Adivasi paintings of the Warli tribe in Maharashtra, which primarily document the joys and sorrows of their daily life on the mud-plastered walls of their village houses, have been a rage in Parisian salons since the late 1970s. In fact, some of the best executioners of these paintings have been permanent residents in Paris since the early 1980s. This ‘individuation’ of a collective form has only led to the dismemberment of the artistic impulse of the community.

Even to title the present exhibition ‘The Other Masters’ does disservice to the collective spirit of these forms of expression, which spring from an energy source that is specific to a shared lifestyle and a common cosmic vision. The idea of the individual ‘genius’ is downplayed in these contexts and to overload this ‘civilised’ idea on them is, in fact, to destroy them. That the Gond artist Jangarh Shyam would fall a tragic victim to this atomisation was almost inevitable. Today, his younger brother Bajju Shyam is enjoying similar individual celebrityhood as his illustrated books for Tara Publications are all the rage in Europe. Luckily, he benefits from some empathetic handholding.
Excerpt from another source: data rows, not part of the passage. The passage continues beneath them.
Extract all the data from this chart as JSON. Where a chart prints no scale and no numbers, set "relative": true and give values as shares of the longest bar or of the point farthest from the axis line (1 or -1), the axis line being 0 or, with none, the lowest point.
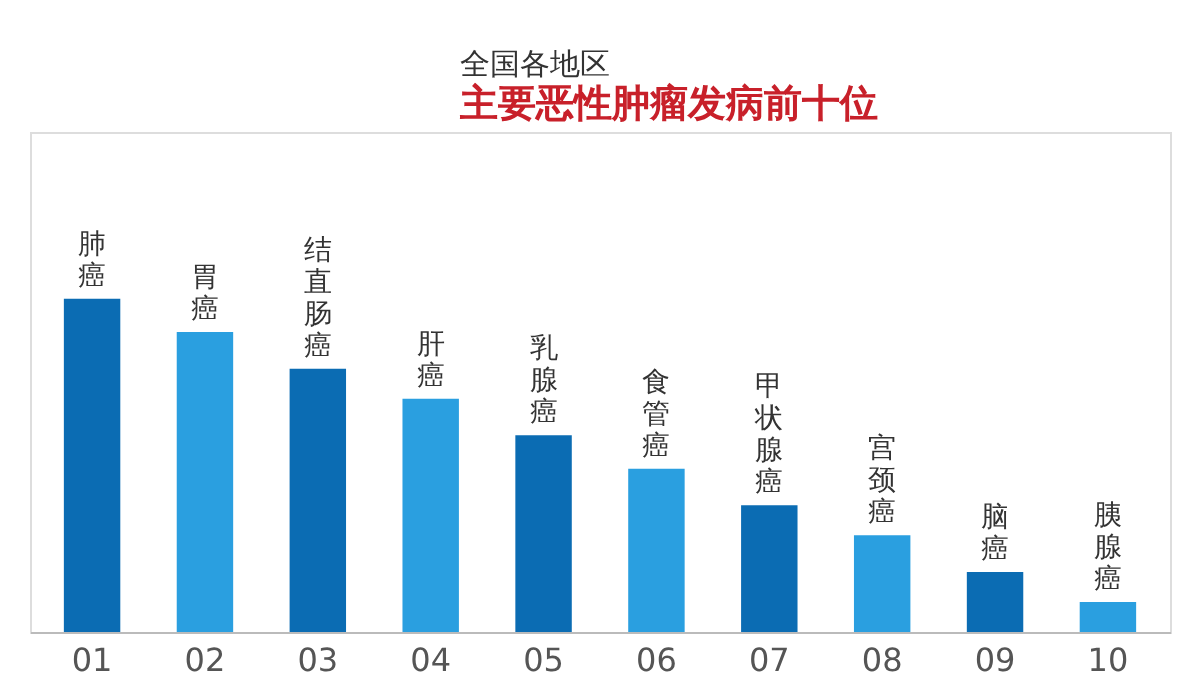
{
  "chart_data": {
    "type": "bar",
    "title": "全国各地区",
    "subtitle": "主要恶性肿瘤发病前十位",
    "relative": true,
    "categories": [
      "01",
      "02",
      "03",
      "04",
      "05",
      "06",
      "07",
      "08",
      "09",
      "10"
    ],
    "values": [
      1,
      0.9,
      0.79,
      0.7,
      0.59,
      0.49,
      0.38,
      0.29,
      0.18,
      0.09
    ],
    "colors": [
      "#0b6cb3",
      "#2a9fe0",
      "#0b6cb3",
      "#2a9fe0",
      "#0b6cb3",
      "#2a9fe0",
      "#0b6cb3",
      "#2a9fe0",
      "#0b6cb3",
      "#2a9fe0"
    ],
    "annotations": [
      "肺癌",
      "胃癌",
      "结直肠癌",
      "肝癌",
      "乳腺癌",
      "食管癌",
      "甲状腺癌",
      "宫颈癌",
      "脑癌",
      "胰腺癌"
    ],
    "grid": false
  }
}
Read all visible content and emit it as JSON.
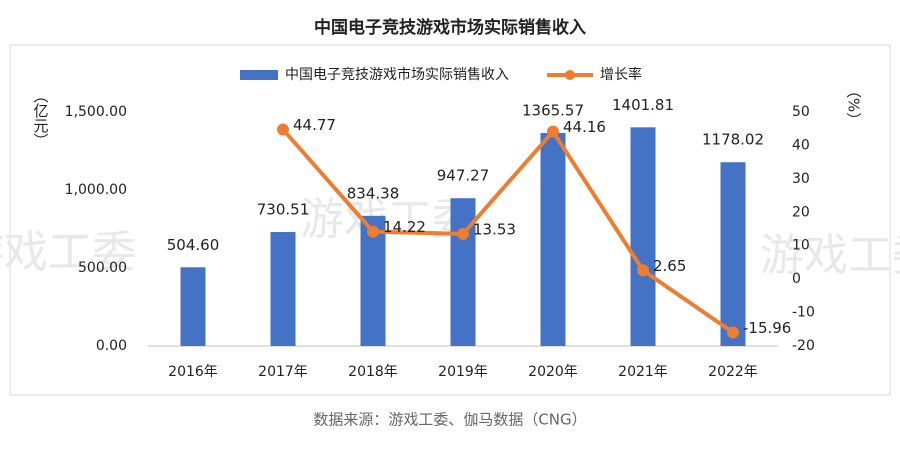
{
  "chart_data": {
    "type": "combo",
    "title": "中国电子竞技游戏市场实际销售收入",
    "categories": [
      "2016年",
      "2017年",
      "2018年",
      "2019年",
      "2020年",
      "2021年",
      "2022年"
    ],
    "series": [
      {
        "name": "中国电子竞技游戏市场实际销售收入",
        "type": "bar",
        "color": "#4472c4",
        "values": [
          504.6,
          730.51,
          834.38,
          947.27,
          1365.57,
          1401.81,
          1178.02
        ],
        "value_labels": [
          "504.60",
          "730.51",
          "834.38",
          "947.27",
          "1365.57",
          "1401.81",
          "1178.02"
        ]
      },
      {
        "name": "增长率",
        "type": "line",
        "axis": "y2",
        "color": "#ed7d31",
        "values": [
          null,
          44.77,
          14.22,
          13.53,
          44.16,
          2.65,
          -15.96
        ]
      }
    ],
    "ylabel": "（亿元）",
    "y2label": "（%）",
    "ylim": [
      0,
      1500
    ],
    "yticks": [
      {
        "value": 0,
        "label": "0.00"
      },
      {
        "value": 500,
        "label": "500.00"
      },
      {
        "value": 1000,
        "label": "1,000.00"
      },
      {
        "value": 1500,
        "label": "1,500.00"
      }
    ],
    "y2lim": [
      -20,
      50
    ],
    "y2ticks": [
      -20,
      -10,
      0,
      10,
      20,
      30,
      40,
      50
    ],
    "legend": "top",
    "watermark": "游戏工委",
    "source": "数据来源：游戏工委、伽马数据（CNG）"
  }
}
The brief moment of honour for adivasi art in India happened when, in 1982, Bharat Bhavan opened in Bhopal with a specific section in its visual arts segment that included a substantial collection from Bhil, Gond and Bastar creations. Under the curatorship of artist J Swaminathan, it was to remain a primary centre for adivasi expression for over a decade. In recent years, the Kerala Lalit Kala Akademi too, through initiatives by its secretary Sathyapal, has been host to some of the most dynamic workshops, camps and exhibitions of Indian adivasi art.
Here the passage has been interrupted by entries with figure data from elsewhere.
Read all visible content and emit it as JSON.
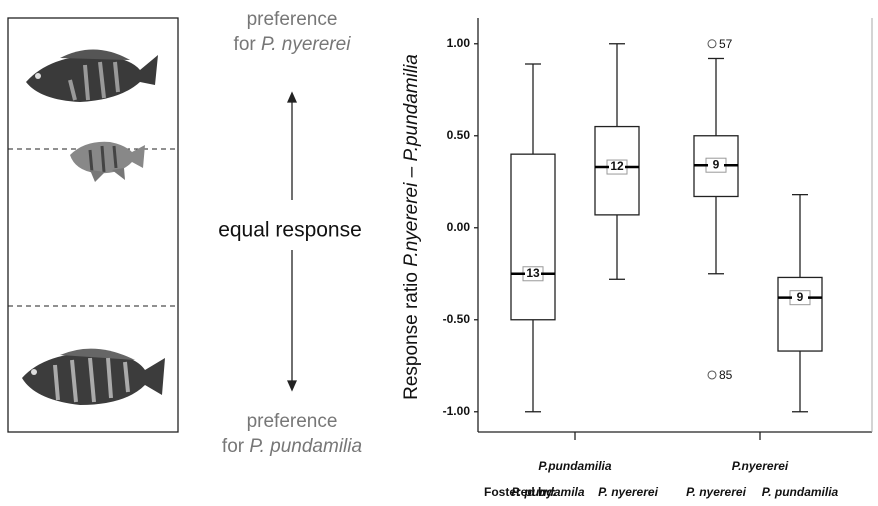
{
  "diagram": {
    "top_line1": "preference",
    "top_line2": "for ",
    "top_species": "P. nyererei",
    "middle": "equal response",
    "bottom_line1": "preference",
    "bottom_line2": "for ",
    "bottom_species": "P. pundamilia"
  },
  "chart_data": {
    "type": "box",
    "ylabel_plain": "Response ratio ",
    "ylabel_italic": "P.nyererei – P.pundamilia",
    "ylim": [
      -1.11,
      1.14
    ],
    "yticks": [
      {
        "value": -1,
        "label": "-1.00"
      },
      {
        "value": -0.5,
        "label": "-0.50"
      },
      {
        "value": 0,
        "label": "0.00"
      },
      {
        "value": 0.5,
        "label": "0.50"
      },
      {
        "value": 1,
        "label": "1.00"
      }
    ],
    "groups": [
      "P.pundamilia",
      "P.nyererei"
    ],
    "fostered_label": "Fostered by:",
    "categories": [
      "P. pundamila",
      "P. nyererei",
      "P. nyererei",
      "P. pundamilia"
    ],
    "boxes": [
      {
        "min": -1.0,
        "q1": -0.5,
        "median": -0.25,
        "q3": 0.4,
        "max": 0.89,
        "n": 13
      },
      {
        "min": -0.28,
        "q1": 0.07,
        "median": 0.33,
        "q3": 0.55,
        "max": 1.0,
        "n": 12
      },
      {
        "min": -0.25,
        "q1": 0.17,
        "median": 0.34,
        "q3": 0.5,
        "max": 0.92,
        "n": 9
      },
      {
        "min": -1.0,
        "q1": -0.67,
        "median": -0.38,
        "q3": -0.27,
        "max": 0.18,
        "n": 9
      }
    ],
    "outliers": [
      {
        "box": 2,
        "value": 1.0,
        "label": "57"
      },
      {
        "box": 2,
        "value": -0.8,
        "label": "85"
      }
    ]
  }
}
Adivasi epistemology saw no distinction between life, labour and art. In any average Gond, Bastar or Warli village everybody paints, sings and dances. There is no specially trained cadre that exclusively performs these tasks for others to consume as spectators. Today most of the tribal communities that have nurtured such holistic philosophies are dismembered and lie in shambles. The modern State has not only aggressed on their lands and their forests but also on their sense of selfhood. Whatever of their creative practices survive also poignantly illustrate their existential angst. The migrant adivasi in an urban space is newly re-constituted as an ‘artist’ who ekes out a living merely ‘decorating’ the interiors of the elite rather than ‘expressing’ her/his world view on the exteriors of the village walls. They become playthings of the demand/supply logic of global markets while, occasionally, being pulled centre-stage as ‘autonomous artists’ with dollar price-tags. This, as we saw, actually destroys their creative autonomy.
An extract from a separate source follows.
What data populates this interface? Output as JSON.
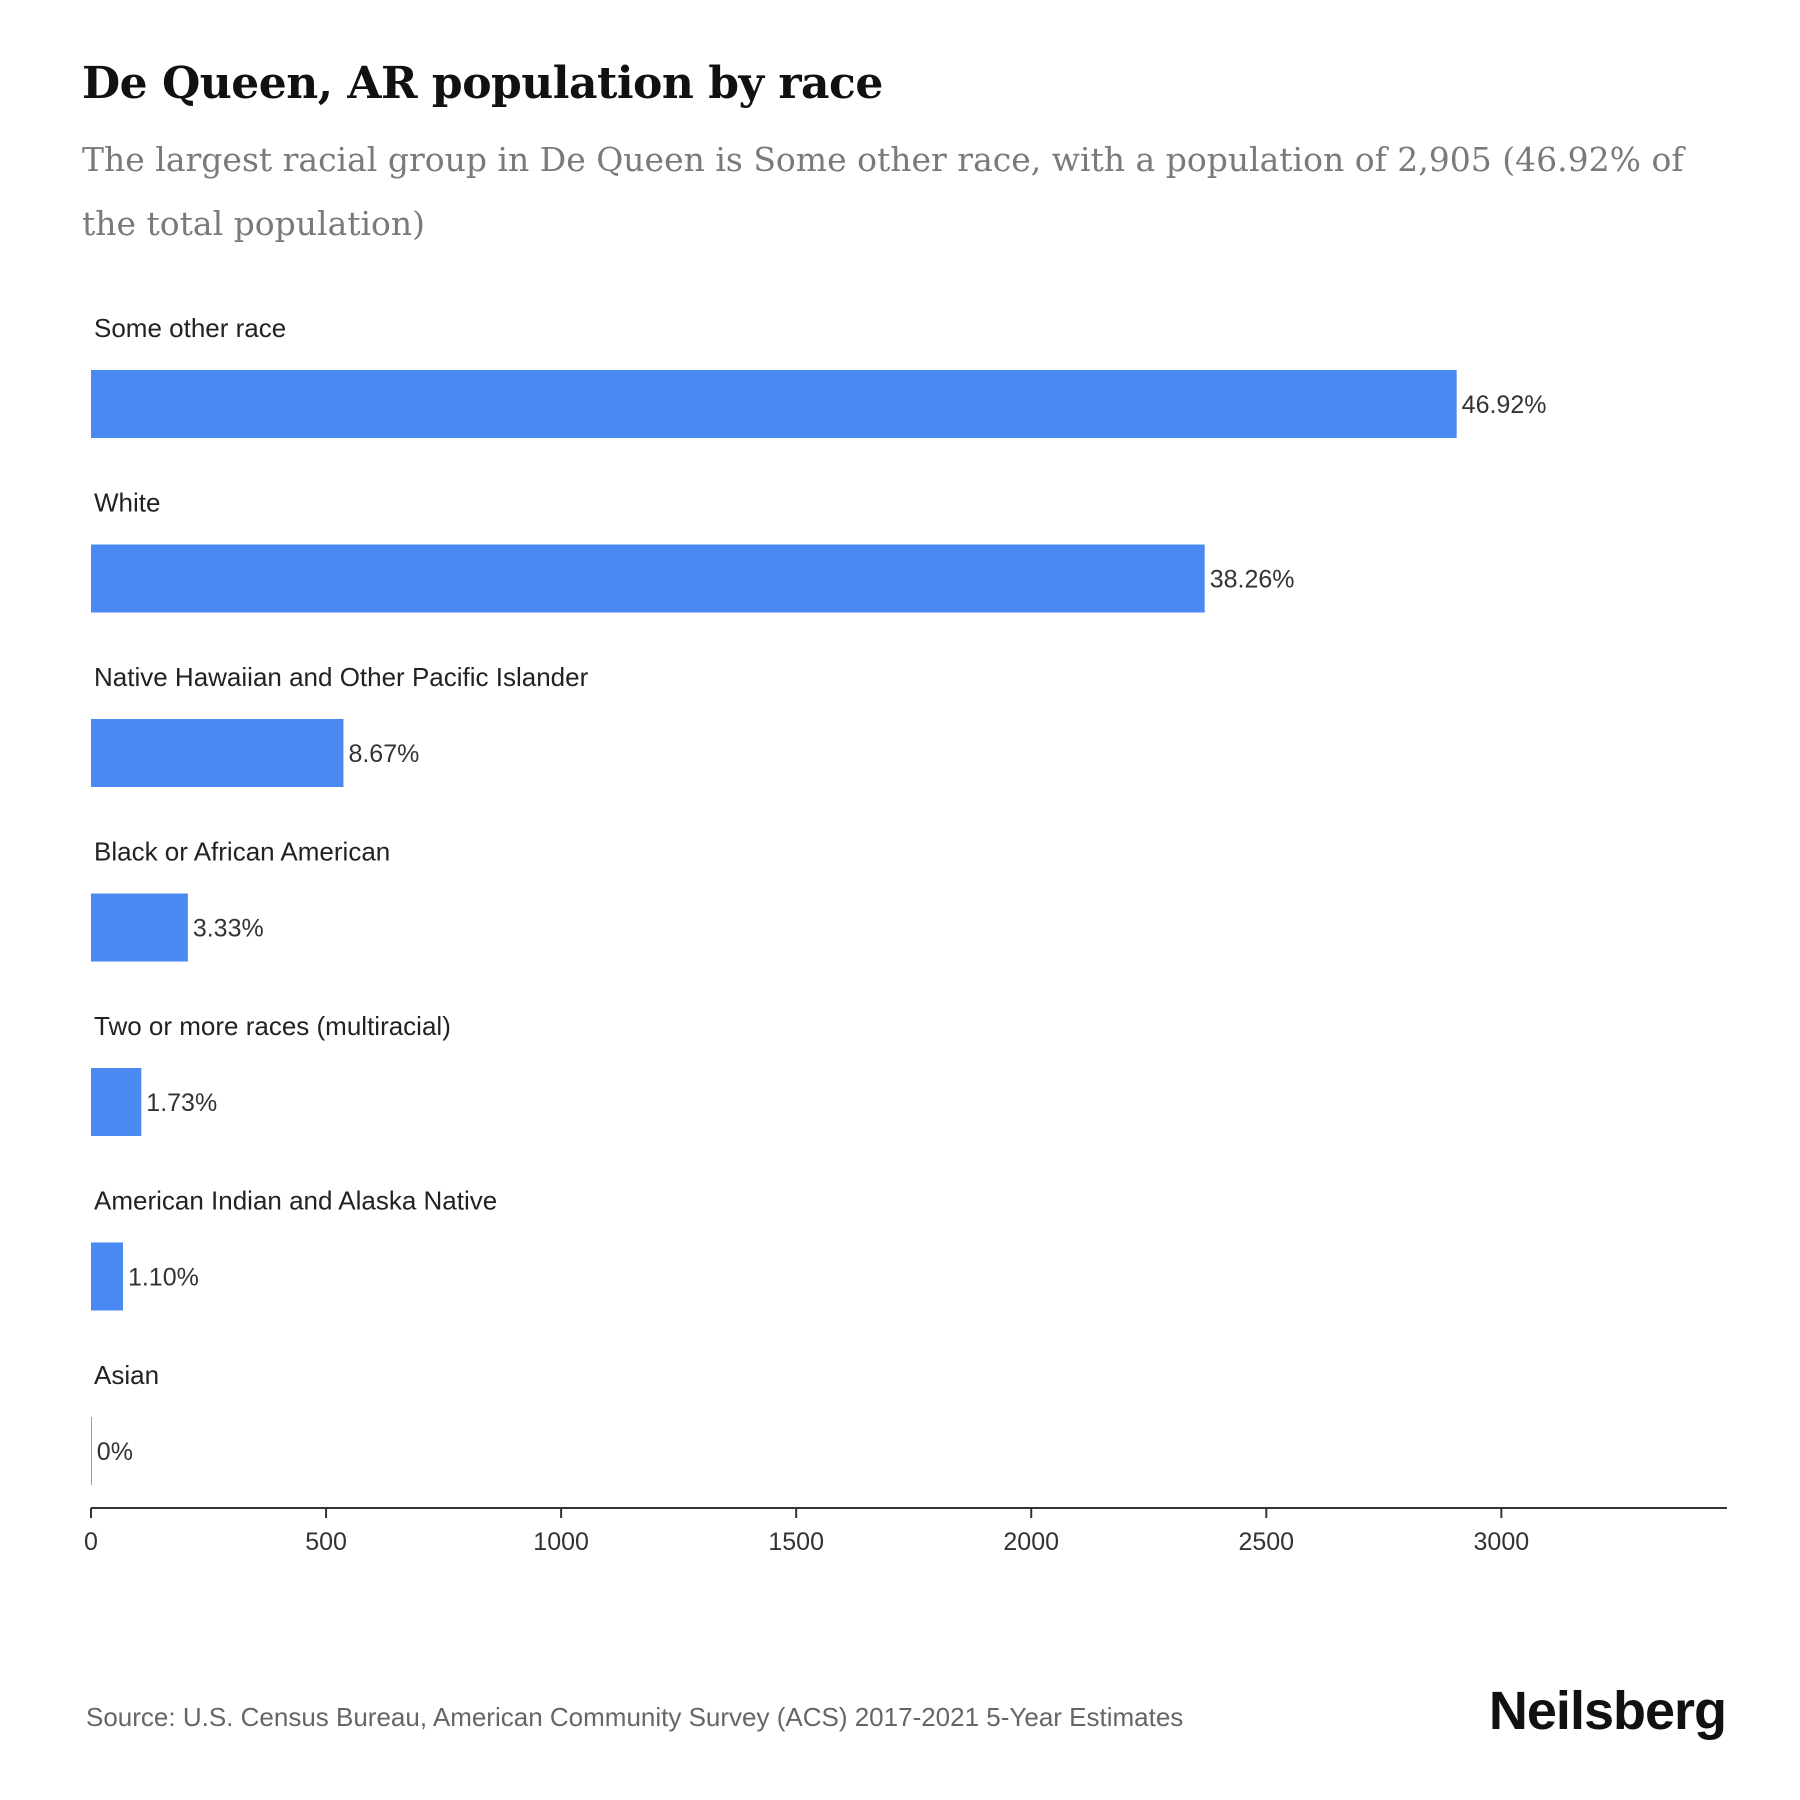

Contemporary mass tourism has also produced an informal economy of ‘fake’ producers, peddling craftily simulated stuff, surfing the fashion and boutique outlets and driving the final nail in the coffin of adivasi self-reliance. The grim reality of the ‘internal imperialism’ that the adivasi is subjected to gets neutralised and sprayed over by the flattening effects of the ‘Creative and Cultural Industries’.

In his foreword, in 1957, to the important tract by Verrier Elwin, A Philosophy for NEFA [North-Eastern Frontier Alliance], Jawaharlal Nehru wrote: “I am not at all sure which is the better way of living, the tribal or our own. In some respects I am quite certain theirs is better… There is no point in trying to make them a second-rate copy of ourselves… People should develop along the lines of their own genius and we should avoid imposing anything on them. We should try to encourage in every way their own traditional arts and culture.”

Alas, independent India has had little time or inclination for such niceties. Indian adivasi art might be a curiosity and draw huge crowds in Europe. In India it continues to remain as threatened a species as the adivasi herself.